Meggie looked at the rucksack with distaste. She was glad she couldn’t see Gwin’s muzzle. There might still be blood on it.
Dustfinger leaned back in Elinor’s deckchair. ‘Shall I give you a performance this evening – show you what the bottles, the cotton wool and all the other mysterious things in my bag are for?’ he asked without looking at her. ‘It has to be dark for that, pitch dark. Are you scared to be out of doors in the middle of the night?’
‘Of course not!’ said Meggie, offended, although really she was not at all happy to be out in the dark. ‘But first, tell me why you stuck those horns on Gwin! And tell me what you know about the book.’
Dustfinger folded his arms behind his head. ‘Oh, I know a lot about that book,’ he said. ‘And perhaps I’ll tell you some time, but first the two of us have a date. Here at eleven o’clock tonight. OK?’
Meggie looked up at a blackbird singing its heart out on Elinor’s rooftop. ‘OK,’ she said. ‘Eleven o’clock tonight.’ Then she went back to the house.
Elinor had suggested that Mo set up his workshop next door to the library. There was a little room where she kept her collection of old books about animals and plants (for there seemed to be no kind of book that Elinor didn’t collect). She kept this collection on shelves of pale, honey-coloured wood. On some of the shelves the books were propping up glass display cases of beetles pinned to cardboard, which only made Meggie dislike Elinor all the more. By the only window was a handsome table with turned legs, but it was barely half as long as the one Mo had in his workshop at home. Perhaps that was why he was swearing quietly to himself when Meggie put her head round the door.
‘Look at this table!’ he said. ‘You could sort a stamp collection on it but not bind books. This whole room is too small. Where am I going to put the press and my tools? Last time I worked up in the attics, but now they’re filled with crates of books too.’
Meggie stroked the spines of the books crammed close together on the shelves. ‘Just tell her you need a bigger table.’ Carefully, she took a book off the shelf. It contained pictures of the strangest of insects: beetles with horns, beetles with probosces, one even had a proper nose. Meggie passed her forefinger over the pastel-coloured pictures. ‘Mo, why haven’t you ever read aloud to me?’
Her father turned round so abruptly that the book almost fell from her hand. ‘Why do you ask me that? You’ve been talking to Dustfinger, haven’t you? What did he tell you?’
‘Nothing. Nothing at all.’ Meggie herself didn’t know why she was lying. She put the beetle book back in its place. It felt almost as if someone were spinning a very fine web around the two of them, a web of secrets and lies closing in on them all the time. ‘I think it’s a good question, though,’ she said as she took out another book. It was called Masters of Disguise. The creatures in it looked like live twigs or dry leaves.

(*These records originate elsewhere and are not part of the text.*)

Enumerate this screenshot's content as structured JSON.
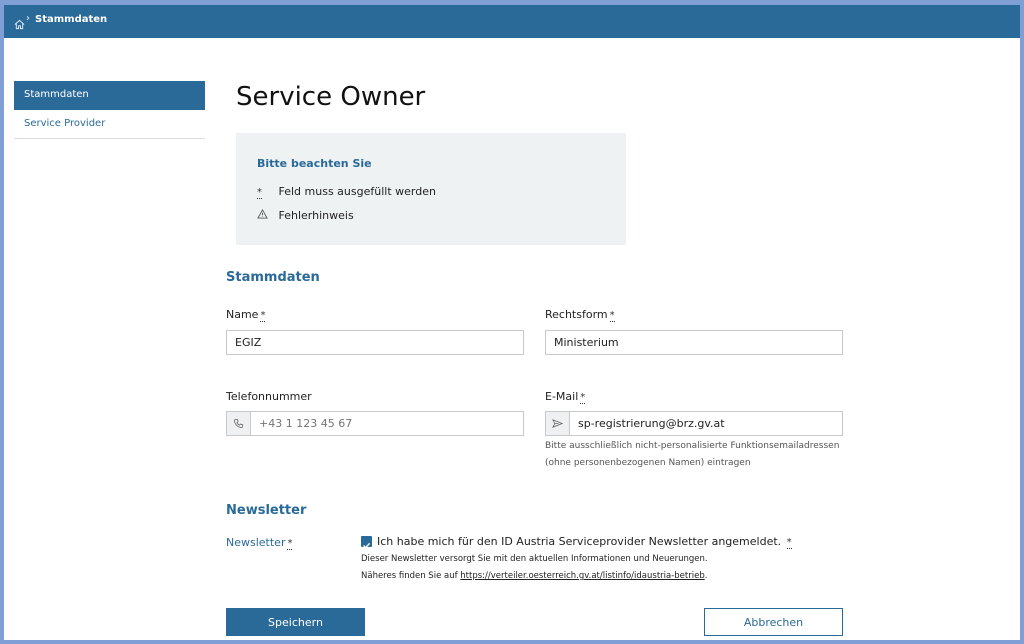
{
  "breadcrumb": {
    "home_icon": "home-icon",
    "separator": "›",
    "current": "Stammdaten"
  },
  "sidebar": {
    "items": [
      {
        "label": "Stammdaten",
        "active": true
      },
      {
        "label": "Service Provider",
        "active": false
      }
    ]
  },
  "page": {
    "title": "Service Owner"
  },
  "notice": {
    "title": "Bitte beachten Sie",
    "required_symbol": "*",
    "required_text": "Feld muss ausgefüllt werden",
    "error_icon": "warning-icon",
    "error_text": "Fehlerhinweis"
  },
  "stammdaten": {
    "section_title": "Stammdaten",
    "name_label": "Name",
    "name_value": "EGIZ",
    "rechtsform_label": "Rechtsform",
    "rechtsform_value": "Ministerium",
    "telefon_label": "Telefonnummer",
    "telefon_placeholder": "+43 1 123 45 67",
    "telefon_icon": "phone-icon",
    "email_label": "E-Mail",
    "email_value": "sp-registrierung@brz.gv.at",
    "email_icon": "send-icon",
    "email_hint": "Bitte ausschließlich nicht-personalisierte Funktionsemailadressen (ohne personenbezogenen Namen) eintragen",
    "required_mark": "*"
  },
  "newsletter": {
    "section_title": "Newsletter",
    "label": "Newsletter",
    "checkbox_text": "Ich habe mich für den ID Austria Serviceprovider Newsletter angemeldet.",
    "checked": true,
    "desc_line1": "Dieser Newsletter versorgt Sie mit den aktuellen Informationen und Neuerungen.",
    "desc_line2_prefix": "Näheres finden Sie auf ",
    "desc_link": "https://verteiler.oesterreich.gv.at/listinfo/idaustria-betrieb",
    "desc_line2_suffix": "."
  },
  "actions": {
    "save_label": "Speichern",
    "cancel_label": "Abbrechen"
  },
  "colors": {
    "brand": "#2a6a99",
    "notice_bg": "#eff2f3",
    "outer_bg": "#7f9fd6"
  }
}
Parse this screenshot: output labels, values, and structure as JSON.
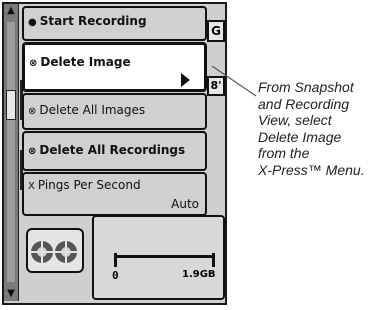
{
  "menu": {
    "items": [
      {
        "glyph": "●",
        "label": "Start Recording"
      },
      {
        "glyph": "⊗",
        "label": "Delete Image"
      },
      {
        "glyph": "⊗",
        "label": "Delete All Images"
      },
      {
        "glyph": "⊗",
        "label": "Delete All Recordings"
      },
      {
        "glyph": "X",
        "label": "Pings Per Second",
        "value": "Auto"
      }
    ],
    "selected_index": 1
  },
  "background": {
    "fragment_top_right": "G",
    "fragment_mid_right": "8'",
    "memory_used_label": "0",
    "memory_total_label": "1.9GB"
  },
  "icons": {
    "selected_arrow": "play-arrow-icon",
    "scroll_up": "scroll-up-icon",
    "scroll_down": "scroll-down-icon",
    "sonar": "sonar-fish-icon"
  },
  "caption": {
    "lines": [
      "From Snapshot",
      "and Recording",
      "View, select",
      "Delete Image",
      "from the",
      "X-Press™ Menu."
    ]
  }
}
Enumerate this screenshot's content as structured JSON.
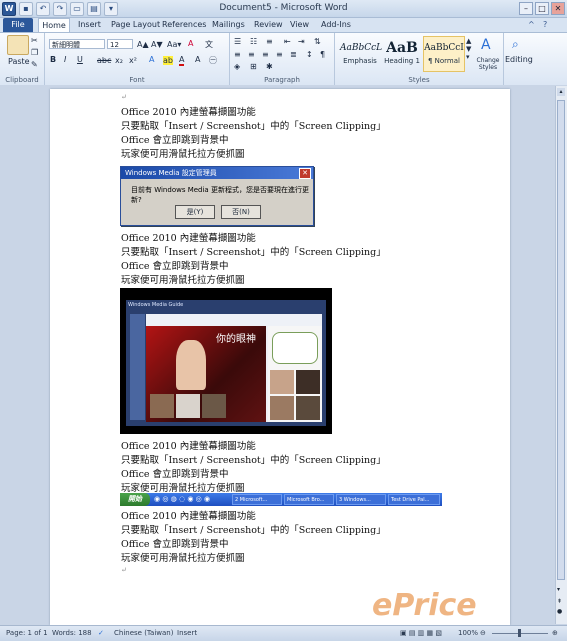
{
  "window": {
    "title": "Document5 - Microsoft Word"
  },
  "tabs": [
    "File",
    "Home",
    "Insert",
    "Page Layout",
    "References",
    "Mailings",
    "Review",
    "View",
    "Add-Ins"
  ],
  "ribbon": {
    "clipboard": {
      "label": "Clipboard",
      "paste": "Paste"
    },
    "font": {
      "label": "Font",
      "family": "新細明體",
      "size": "12",
      "bold": "B",
      "italic": "I",
      "underline": "U",
      "strike": "abc",
      "sub": "x₂",
      "sup": "x²",
      "grow": "A▲",
      "shrink": "A▼",
      "case": "Aa▾",
      "clear": "A",
      "color": "A",
      "highlight": "ab"
    },
    "paragraph": {
      "label": "Paragraph"
    },
    "styles": {
      "label": "Styles",
      "items": [
        {
          "sample": "AaBbCcL",
          "name": "Emphasis"
        },
        {
          "sample": "AaB",
          "name": "Heading 1"
        },
        {
          "sample": "AaBbCcI",
          "name": "¶ Normal"
        }
      ],
      "change": "Change Styles"
    },
    "editing": {
      "label": "Editing"
    }
  },
  "doc": {
    "paragraph_mark": "↵",
    "block": [
      "Office 2010 內建螢幕擷圖功能",
      "只要點取「Insert / Screenshot」中的「Screen Clipping」",
      "Office 會立即跳到背景中",
      "玩家便可用滑鼠托拉方便抓圖"
    ]
  },
  "dialog": {
    "title": "Windows Media 設定管理員",
    "close": "✕",
    "message": "目前有 Windows Media 更新程式，您是否要現在進行更新?",
    "yes": "是(Y)",
    "no": "否(N)"
  },
  "wmp": {
    "tab": "Windows Media Guide",
    "heading": "你的眼神"
  },
  "taskbar": {
    "start": "開始",
    "items": [
      "2 Microsoft...",
      "Microsoft Bro...",
      "3 Windows...",
      "Test Drive Pal..."
    ]
  },
  "status": {
    "page": "Page: 1 of 1",
    "words": "Words: 188",
    "language": "Chinese (Taiwan)",
    "mode": "Insert",
    "zoom": "100%"
  },
  "watermark": "ePrice"
}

Mo turned his back to her again. He began laying out his implements on the table, even though it was too small: his folding tool on the left, then the round-headed hammer he used to tap the spines of books into shape, the sharp paper-knife … He usually whistled under his breath as he worked, but now he was perfectly quiet. Meggie sensed that his thoughts were far away. But where?
Finally, he sat on the side of the table and looked at her. ‘I just don’t like reading aloud,’ he said, as if it was the most uninteresting subject in the world. ‘You know I don’t. That’s all.’
‘But why not? I mean, you make up stories. You tell wonderful stories. You can do all the voices, and make it exciting and then funny …’
Mo crossed his arms over his chest as if hiding behind them.